A política praticada desta forma e tudo o que actualmente se discute sobre o direito à greve é algo que num português mais esclarecido faz nascer uma catadupa de interrogações, sem que nunca chegue a perceber a verdade. Toda a novela da greve dos camionistas de matérias perigosas foi minada quer pelos partidos de direita quer pelos de esquerda: Uns remeteram-se ao silêncio, outros sugeriram adiar a greve, e ainda outros nem sequer souberam bem o que disseram. Entretanto, os telejornais exibiram centenas de imagens de dois advogados, um a representar os patrões e outro a representar o Sindicato, mas, sinceramente, não estou segura de qual deles é o da direita ou o da esquerda!… Mais me parecem cenários de uma ópera!…
Assiste-se a um quadro de protestos – camionistas, professores, enfermeiros, polícias, pessoal de bordo de companhias aéreas e muitos outros – justos ou injustos, mas a atitude de um Governo perante uma greve não admite que ele não saiba acompanhar essa greve de forma a não fazer um pão amassado com uma mistura de serviços mínimos, requisição civil, forças militares, forças policiais . . . tudo sem explicar a verdade do que realmente se passa ao povo português, antes assumindo autisticamente quais os direitos a defender e quais os direitos a não respeitar.

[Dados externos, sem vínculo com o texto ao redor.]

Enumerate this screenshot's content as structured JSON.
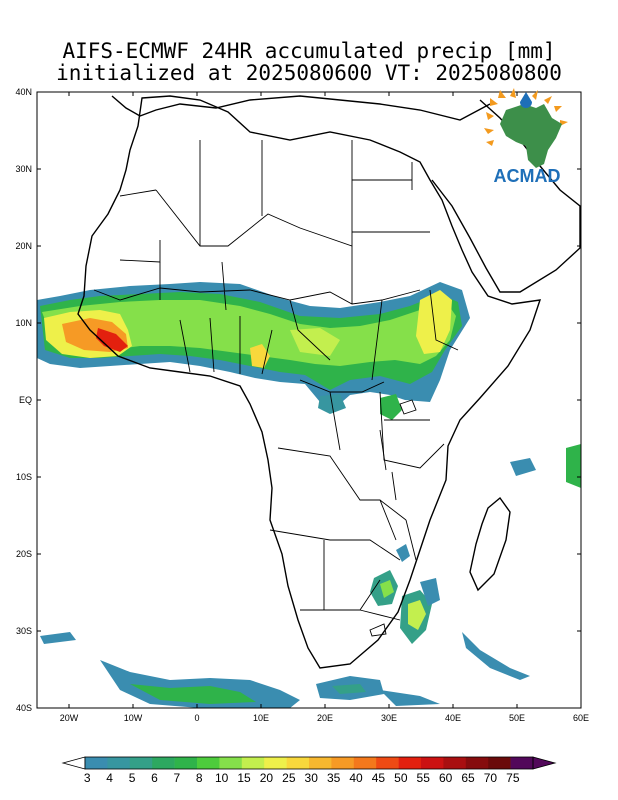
{
  "title": {
    "line1": "AIFS-ECMWF 24HR accumulated precip [mm]",
    "line2": "initialized at 2025080600  VT: 2025080800"
  },
  "logo": {
    "text": "ACMAD"
  },
  "lat_labels": [
    "40N",
    "30N",
    "20N",
    "10N",
    "EQ",
    "10S",
    "20S",
    "30S",
    "40S"
  ],
  "lon_labels": [
    "20W",
    "10W",
    "0",
    "10E",
    "20E",
    "30E",
    "40E",
    "50E",
    "60E"
  ],
  "colorbar": {
    "labels": [
      "3",
      "4",
      "5",
      "6",
      "7",
      "8",
      "10",
      "15",
      "20",
      "25",
      "30",
      "35",
      "40",
      "45",
      "50",
      "55",
      "60",
      "65",
      "70",
      "75"
    ],
    "colors": [
      "#3a8db0",
      "#3796a0",
      "#34a088",
      "#2da860",
      "#2fb34a",
      "#4dcc3c",
      "#85e04a",
      "#c3ef4e",
      "#eef04a",
      "#f8d83c",
      "#f7b82f",
      "#f69a25",
      "#f3781c",
      "#ee4a14",
      "#e3200e",
      "#cc1212",
      "#a90f10",
      "#860c0d",
      "#6a0a0a",
      "#52085a"
    ]
  },
  "colors": {
    "precip_low": "#3a8db0",
    "precip_mid": "#2fb34a",
    "precip_high": "#f8d83c",
    "precip_max": "#e3200e",
    "coast": "#000000"
  }
}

Formou-se uma “geringonça” para governar com legitimidade e a bandeira sustentada era a da maravilha. Olhemos, o ontem ou o hoje do posicionamento desses políticos quando agora, quatro anos depois e só para lutarem por maiorias absolutas nas legislativas, são capazes de despir na praça pública os parceiros que os ajudaram a construir aquela legitimidade e/ou a aprovar leis, orçamentos, etc. Agora já só o PCP é “um partido de massas” porque o BE é “um partido de mass media”, segundo afirmação textual do nosso Primeiro Ministro, há quatro anos o principal mentor da “geringonça”.
Era esta a política em que homens como Soares dos Santos não se reviam porque, quando já afastado da Empresa e nela aparecia, recebia beijos dos trabalhadores que lhe endereçavam pedidos para o fazer.
No meio de tudo isto, volto a repetir que também não me revejo nesta forma de fazer política actualmente, porque não vislumbro um Futuro onde se posicione a Verdade.